If I have a vector v in $\mathbb{R}^n$, the set of vectors $ \{\vec x\in \mathbb{R}^n\mid \vec {x} \cdot \vec {v}=0 \} $ is a vector space of dimension $n-1.$
I understand it just as a linear equation (restriction) that reduces the dimension, but, is $ \{\vec x\in \mathbb{R}^n\mid \vec {x} \cdot \vec {v}=c\}$ also a vectorspace if $c\neq 0$?
On
$V= \{\vec x\epsilon \mathbb{R}^n| \vec {x} \cdot \vec {v}=c\}$ is not a vector space.
To define a vector space, we need a non empty set and a field and two operations (one allows us to add two vectors and other allows us to scale a vector).
Here, you consider the vector space operation of $\mathbb{R^n}$.

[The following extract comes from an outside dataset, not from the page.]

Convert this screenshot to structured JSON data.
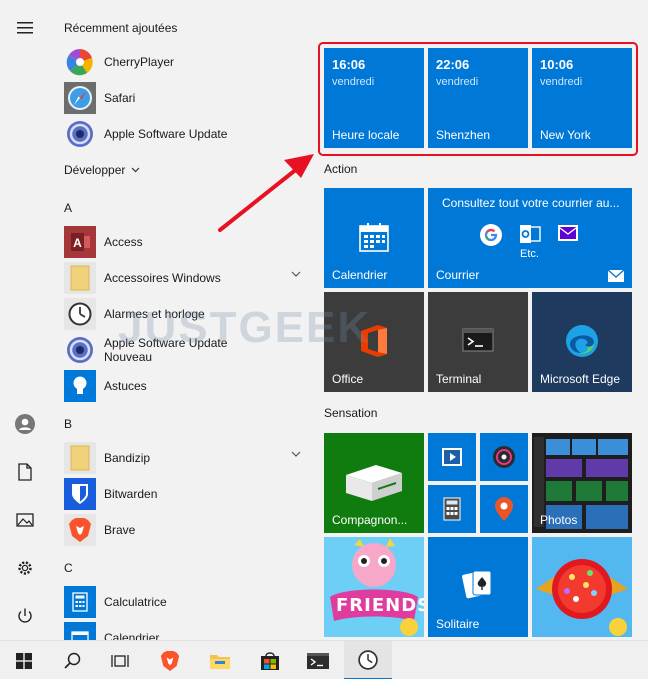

It is easy to verify that it violates the very first property of vector space (namely closed under addition)
$x, y \in V $
Is this implies $x+y \in V$ ?
$ \vec x \cdot \vec v = c$ and $ \vec y \cdot \vec v = c$
$\vec{ (x+y)} \cdot \vec v = \vec x \cdot \vec v + \vec y \cdot \vec v = 2c$
Hence, if $c\neq 0$ then, $x+y \notin V$
The short answer is no.
I am not a linear algebra expert, but there are two simple rules of a vector space.
If $\vec{x} \in V$, then $a\vec{x} \in V$ too, for constant $a$.
We already have an issue, because if $a=0$, then the dot product cannot be nonzero.